Some people journal to process their feelings. Others meditate. Some may go for a hike. Jamilla Naji paints. “I’ll take whatever thing that’s going on inside that’s not so great and I’ll get it out,” she explains. “I purge my emotions.”
This purge often translates into the most vibrant artworks. “Sometimes my sad things are my best work,” notes the Scottsdale-based artist. “If something’s troubling me, I’ll present it with a lot of colors and humor.”
The color-drenched, often surreal images she paints feel at first glance like whimsical, complex fairy tales. Floating and falling figures mingle with oversize creatures, each radiating a hidden agenda. The hues Naji uses—rendered in oil paints across large, stretched-linen canvases and wood panels—are also symbolic. Blues and purples often represent freedom; greens might mean new beginnings; yellow is for fun; pink symbolizes life, innocence and purity; and white is the color of mystery.
With no formal art training, Naji is completely self-taught. She was first compelled to pick up a paintbrush more than 20 years ago after being inspired by a series of large paintings at a friend’s house. As her interest in art progressed, she used it as a way to escape dysfunction in her family life. She explored it further by creating a book of illustrations inspired by David Bowie songs.
She began painting on wood panels while living near an Amish population in Ohio. After admiring their woodworking skills, she asked if they could build panels to act as a canvas. “I like the wood because it gives it more of a folk art feeling, and I love folk art,” she says. “I get handmade panels because I want the work to feel like someone has already put energy into it.”
Many of Naji’s paintings feature a recurring maritime theme depicting boats, fish, life buoys and other oceanic objects. “I love the ocean—it’s mysterious,” she says. “But I also think it’s a good theme if you want to have a lot of activities going on because the waves are going in all different directions, just like life.”

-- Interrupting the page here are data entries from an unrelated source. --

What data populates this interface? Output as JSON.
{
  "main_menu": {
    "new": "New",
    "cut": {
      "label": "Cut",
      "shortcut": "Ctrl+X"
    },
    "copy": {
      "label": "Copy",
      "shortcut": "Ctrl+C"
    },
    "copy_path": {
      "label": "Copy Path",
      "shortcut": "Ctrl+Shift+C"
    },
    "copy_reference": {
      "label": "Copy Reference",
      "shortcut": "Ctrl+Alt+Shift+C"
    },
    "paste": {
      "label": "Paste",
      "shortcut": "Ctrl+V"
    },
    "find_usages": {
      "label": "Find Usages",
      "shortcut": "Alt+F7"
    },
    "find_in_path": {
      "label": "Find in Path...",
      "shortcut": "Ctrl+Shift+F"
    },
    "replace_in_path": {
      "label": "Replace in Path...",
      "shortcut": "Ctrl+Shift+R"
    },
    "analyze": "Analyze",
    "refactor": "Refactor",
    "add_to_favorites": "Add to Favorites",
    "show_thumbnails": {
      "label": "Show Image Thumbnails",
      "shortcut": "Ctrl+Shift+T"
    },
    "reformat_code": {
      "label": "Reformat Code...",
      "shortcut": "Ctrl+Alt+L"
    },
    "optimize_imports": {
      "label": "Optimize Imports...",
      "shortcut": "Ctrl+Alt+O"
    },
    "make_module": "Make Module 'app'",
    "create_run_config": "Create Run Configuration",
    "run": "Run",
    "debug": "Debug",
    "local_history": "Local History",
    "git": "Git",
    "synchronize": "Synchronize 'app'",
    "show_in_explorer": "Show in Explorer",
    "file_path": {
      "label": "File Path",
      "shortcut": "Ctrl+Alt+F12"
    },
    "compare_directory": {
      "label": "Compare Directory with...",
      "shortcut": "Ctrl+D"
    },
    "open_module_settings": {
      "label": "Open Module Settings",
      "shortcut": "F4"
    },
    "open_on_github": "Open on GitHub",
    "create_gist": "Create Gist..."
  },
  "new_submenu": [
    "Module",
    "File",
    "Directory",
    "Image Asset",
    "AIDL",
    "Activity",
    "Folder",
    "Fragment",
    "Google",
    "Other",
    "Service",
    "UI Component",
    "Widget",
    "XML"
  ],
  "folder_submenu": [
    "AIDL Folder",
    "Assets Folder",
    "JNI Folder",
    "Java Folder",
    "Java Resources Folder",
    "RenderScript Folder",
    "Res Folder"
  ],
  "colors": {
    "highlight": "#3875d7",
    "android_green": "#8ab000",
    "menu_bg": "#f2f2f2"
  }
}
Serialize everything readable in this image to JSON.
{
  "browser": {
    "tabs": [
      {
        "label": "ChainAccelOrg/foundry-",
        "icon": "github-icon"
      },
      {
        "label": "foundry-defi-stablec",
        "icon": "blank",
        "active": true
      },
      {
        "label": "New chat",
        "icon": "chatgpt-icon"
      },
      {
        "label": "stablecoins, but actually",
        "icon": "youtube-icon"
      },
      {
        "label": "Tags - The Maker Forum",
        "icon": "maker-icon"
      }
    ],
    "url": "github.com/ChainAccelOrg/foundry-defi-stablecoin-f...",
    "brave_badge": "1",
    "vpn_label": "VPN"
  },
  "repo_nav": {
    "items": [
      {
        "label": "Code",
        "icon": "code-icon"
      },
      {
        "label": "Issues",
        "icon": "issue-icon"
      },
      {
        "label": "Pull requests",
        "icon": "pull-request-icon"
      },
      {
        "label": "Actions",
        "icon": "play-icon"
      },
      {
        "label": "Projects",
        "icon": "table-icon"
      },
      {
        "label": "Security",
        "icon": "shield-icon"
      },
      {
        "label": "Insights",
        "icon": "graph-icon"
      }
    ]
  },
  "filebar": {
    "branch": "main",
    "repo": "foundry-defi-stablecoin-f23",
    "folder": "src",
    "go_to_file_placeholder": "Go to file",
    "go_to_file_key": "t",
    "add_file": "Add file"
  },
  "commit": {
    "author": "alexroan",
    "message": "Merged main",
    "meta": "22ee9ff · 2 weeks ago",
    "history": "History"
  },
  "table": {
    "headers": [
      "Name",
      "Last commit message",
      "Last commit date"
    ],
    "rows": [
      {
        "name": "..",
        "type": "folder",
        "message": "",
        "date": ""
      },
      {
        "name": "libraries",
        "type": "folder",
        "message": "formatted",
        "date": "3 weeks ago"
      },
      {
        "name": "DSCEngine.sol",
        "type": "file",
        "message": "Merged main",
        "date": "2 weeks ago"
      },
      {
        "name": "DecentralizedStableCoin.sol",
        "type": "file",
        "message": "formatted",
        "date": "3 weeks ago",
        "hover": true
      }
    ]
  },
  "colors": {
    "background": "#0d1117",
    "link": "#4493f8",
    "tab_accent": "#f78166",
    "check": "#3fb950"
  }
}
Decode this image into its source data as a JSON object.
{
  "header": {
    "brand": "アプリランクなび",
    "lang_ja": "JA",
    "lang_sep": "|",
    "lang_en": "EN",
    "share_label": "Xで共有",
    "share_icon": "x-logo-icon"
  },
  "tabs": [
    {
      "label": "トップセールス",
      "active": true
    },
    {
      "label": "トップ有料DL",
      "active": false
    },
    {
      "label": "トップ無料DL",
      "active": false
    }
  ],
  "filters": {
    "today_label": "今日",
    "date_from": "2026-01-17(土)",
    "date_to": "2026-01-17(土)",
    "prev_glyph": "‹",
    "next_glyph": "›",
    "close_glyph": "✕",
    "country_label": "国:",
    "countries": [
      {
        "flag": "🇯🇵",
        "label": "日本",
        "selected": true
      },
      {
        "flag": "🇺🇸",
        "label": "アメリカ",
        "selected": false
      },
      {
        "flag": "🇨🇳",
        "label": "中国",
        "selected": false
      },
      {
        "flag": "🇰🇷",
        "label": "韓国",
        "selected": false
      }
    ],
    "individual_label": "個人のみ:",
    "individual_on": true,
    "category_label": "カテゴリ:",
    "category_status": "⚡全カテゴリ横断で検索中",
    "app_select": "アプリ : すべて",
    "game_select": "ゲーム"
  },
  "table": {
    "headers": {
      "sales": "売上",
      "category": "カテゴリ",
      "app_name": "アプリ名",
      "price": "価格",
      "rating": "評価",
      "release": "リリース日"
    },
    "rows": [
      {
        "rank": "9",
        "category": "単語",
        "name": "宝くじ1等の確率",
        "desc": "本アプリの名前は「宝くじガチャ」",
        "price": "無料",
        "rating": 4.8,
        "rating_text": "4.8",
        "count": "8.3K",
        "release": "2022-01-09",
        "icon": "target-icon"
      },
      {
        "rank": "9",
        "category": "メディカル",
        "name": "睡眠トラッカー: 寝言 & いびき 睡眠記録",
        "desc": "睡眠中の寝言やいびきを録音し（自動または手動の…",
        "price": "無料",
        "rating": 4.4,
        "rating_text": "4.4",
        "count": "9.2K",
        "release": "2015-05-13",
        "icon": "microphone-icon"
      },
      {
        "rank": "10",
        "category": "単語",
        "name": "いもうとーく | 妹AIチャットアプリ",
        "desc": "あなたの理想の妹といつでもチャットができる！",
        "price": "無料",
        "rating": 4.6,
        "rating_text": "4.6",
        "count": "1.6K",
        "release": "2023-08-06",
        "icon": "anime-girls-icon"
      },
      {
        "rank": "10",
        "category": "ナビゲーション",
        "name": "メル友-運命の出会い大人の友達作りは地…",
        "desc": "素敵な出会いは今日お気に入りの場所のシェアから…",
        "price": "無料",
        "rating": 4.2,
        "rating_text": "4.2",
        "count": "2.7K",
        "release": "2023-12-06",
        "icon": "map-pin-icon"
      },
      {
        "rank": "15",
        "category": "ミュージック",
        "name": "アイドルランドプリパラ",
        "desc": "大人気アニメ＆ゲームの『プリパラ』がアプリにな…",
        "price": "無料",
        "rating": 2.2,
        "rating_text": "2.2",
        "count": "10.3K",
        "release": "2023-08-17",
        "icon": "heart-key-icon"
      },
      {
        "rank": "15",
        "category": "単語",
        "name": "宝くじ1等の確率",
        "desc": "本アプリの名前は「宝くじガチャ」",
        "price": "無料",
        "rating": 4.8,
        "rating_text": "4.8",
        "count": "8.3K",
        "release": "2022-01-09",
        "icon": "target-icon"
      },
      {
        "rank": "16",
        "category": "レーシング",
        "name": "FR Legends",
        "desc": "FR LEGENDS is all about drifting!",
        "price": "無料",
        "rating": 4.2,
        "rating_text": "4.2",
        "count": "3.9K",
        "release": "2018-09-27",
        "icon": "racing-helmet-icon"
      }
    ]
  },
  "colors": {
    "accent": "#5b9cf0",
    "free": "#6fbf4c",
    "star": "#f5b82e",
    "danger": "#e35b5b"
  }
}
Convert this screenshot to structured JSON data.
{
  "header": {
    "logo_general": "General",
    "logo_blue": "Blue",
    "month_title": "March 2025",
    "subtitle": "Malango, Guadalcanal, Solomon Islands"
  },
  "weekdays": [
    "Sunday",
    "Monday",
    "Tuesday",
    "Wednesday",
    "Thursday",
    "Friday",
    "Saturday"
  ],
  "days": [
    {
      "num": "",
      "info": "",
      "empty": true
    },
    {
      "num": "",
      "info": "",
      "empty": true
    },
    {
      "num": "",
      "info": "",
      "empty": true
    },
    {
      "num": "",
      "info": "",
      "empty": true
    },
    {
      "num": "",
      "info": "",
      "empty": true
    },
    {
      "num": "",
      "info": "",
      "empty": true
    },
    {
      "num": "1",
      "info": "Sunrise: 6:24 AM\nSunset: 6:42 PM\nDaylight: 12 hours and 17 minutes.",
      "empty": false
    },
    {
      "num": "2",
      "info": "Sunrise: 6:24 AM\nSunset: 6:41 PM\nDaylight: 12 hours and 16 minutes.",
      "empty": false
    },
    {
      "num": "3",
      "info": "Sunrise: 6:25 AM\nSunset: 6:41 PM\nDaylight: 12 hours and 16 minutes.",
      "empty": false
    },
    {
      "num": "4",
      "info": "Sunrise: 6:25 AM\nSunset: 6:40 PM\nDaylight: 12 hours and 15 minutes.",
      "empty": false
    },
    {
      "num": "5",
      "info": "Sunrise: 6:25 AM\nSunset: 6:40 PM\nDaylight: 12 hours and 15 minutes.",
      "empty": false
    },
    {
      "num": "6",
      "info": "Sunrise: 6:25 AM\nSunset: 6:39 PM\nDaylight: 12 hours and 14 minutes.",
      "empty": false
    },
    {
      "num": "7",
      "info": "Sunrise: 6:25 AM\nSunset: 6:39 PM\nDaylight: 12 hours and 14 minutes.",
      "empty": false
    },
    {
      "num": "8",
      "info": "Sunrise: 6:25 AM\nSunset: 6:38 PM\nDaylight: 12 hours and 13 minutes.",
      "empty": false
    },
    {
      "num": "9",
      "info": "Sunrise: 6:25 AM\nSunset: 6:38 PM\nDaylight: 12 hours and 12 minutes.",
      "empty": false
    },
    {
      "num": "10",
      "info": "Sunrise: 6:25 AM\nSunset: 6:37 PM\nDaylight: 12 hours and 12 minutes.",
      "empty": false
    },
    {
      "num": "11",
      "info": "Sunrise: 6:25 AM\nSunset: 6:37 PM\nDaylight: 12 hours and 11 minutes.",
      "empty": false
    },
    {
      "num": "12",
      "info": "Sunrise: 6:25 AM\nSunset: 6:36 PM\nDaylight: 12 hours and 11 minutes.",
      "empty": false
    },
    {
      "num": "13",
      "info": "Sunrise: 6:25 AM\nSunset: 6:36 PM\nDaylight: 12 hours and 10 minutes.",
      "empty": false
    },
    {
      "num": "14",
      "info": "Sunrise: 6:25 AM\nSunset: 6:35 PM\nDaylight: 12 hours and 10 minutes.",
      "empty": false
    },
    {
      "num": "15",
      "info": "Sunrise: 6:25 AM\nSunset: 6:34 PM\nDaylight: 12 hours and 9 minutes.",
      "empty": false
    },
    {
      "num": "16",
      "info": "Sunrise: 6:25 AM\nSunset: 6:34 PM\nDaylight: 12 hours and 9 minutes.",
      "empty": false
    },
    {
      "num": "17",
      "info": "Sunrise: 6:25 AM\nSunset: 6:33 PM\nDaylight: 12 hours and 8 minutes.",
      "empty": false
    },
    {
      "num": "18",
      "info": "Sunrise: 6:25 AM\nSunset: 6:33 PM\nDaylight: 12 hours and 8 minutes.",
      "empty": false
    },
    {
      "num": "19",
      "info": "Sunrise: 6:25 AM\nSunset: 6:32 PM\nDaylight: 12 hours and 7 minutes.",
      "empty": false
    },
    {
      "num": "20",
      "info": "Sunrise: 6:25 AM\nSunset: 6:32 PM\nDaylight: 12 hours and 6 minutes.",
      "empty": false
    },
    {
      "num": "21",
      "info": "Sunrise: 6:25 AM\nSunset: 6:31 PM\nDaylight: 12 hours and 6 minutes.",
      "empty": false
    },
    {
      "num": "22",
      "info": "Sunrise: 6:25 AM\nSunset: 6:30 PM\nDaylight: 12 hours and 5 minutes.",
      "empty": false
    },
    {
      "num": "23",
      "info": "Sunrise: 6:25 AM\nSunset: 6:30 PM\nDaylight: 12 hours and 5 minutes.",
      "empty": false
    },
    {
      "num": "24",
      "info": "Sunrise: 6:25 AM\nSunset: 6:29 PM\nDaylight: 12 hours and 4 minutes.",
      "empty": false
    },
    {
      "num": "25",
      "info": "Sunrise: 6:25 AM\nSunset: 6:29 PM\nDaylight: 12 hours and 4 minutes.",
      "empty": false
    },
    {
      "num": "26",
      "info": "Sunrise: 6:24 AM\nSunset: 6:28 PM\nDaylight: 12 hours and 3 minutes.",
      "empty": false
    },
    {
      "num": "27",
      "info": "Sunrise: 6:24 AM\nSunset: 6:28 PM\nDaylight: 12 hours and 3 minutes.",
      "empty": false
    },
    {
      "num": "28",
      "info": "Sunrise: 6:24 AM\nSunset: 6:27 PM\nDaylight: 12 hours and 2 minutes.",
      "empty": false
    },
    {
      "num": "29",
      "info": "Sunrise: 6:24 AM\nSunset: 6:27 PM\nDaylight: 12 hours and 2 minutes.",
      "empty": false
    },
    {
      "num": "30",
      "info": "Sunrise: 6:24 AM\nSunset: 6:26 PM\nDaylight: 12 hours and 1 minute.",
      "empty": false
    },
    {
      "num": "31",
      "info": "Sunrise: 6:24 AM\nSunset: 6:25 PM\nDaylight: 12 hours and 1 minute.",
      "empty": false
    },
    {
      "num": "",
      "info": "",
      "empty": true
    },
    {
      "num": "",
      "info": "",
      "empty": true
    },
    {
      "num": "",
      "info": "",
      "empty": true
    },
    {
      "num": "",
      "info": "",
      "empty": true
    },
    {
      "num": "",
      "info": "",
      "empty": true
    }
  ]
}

In that vein, her most recent work is helping her process her daughter’s departure to college. “I’ve got her swimming away with little floaties on, even though she’s older,” Naji explains. “And I’m in a ship with my arms out and I’ve got a sail that’s all tattered and broken, with all the history of life. It’s hard, but I’m yelling at the sky, very happy—like I’m sailing away on this huge wave.”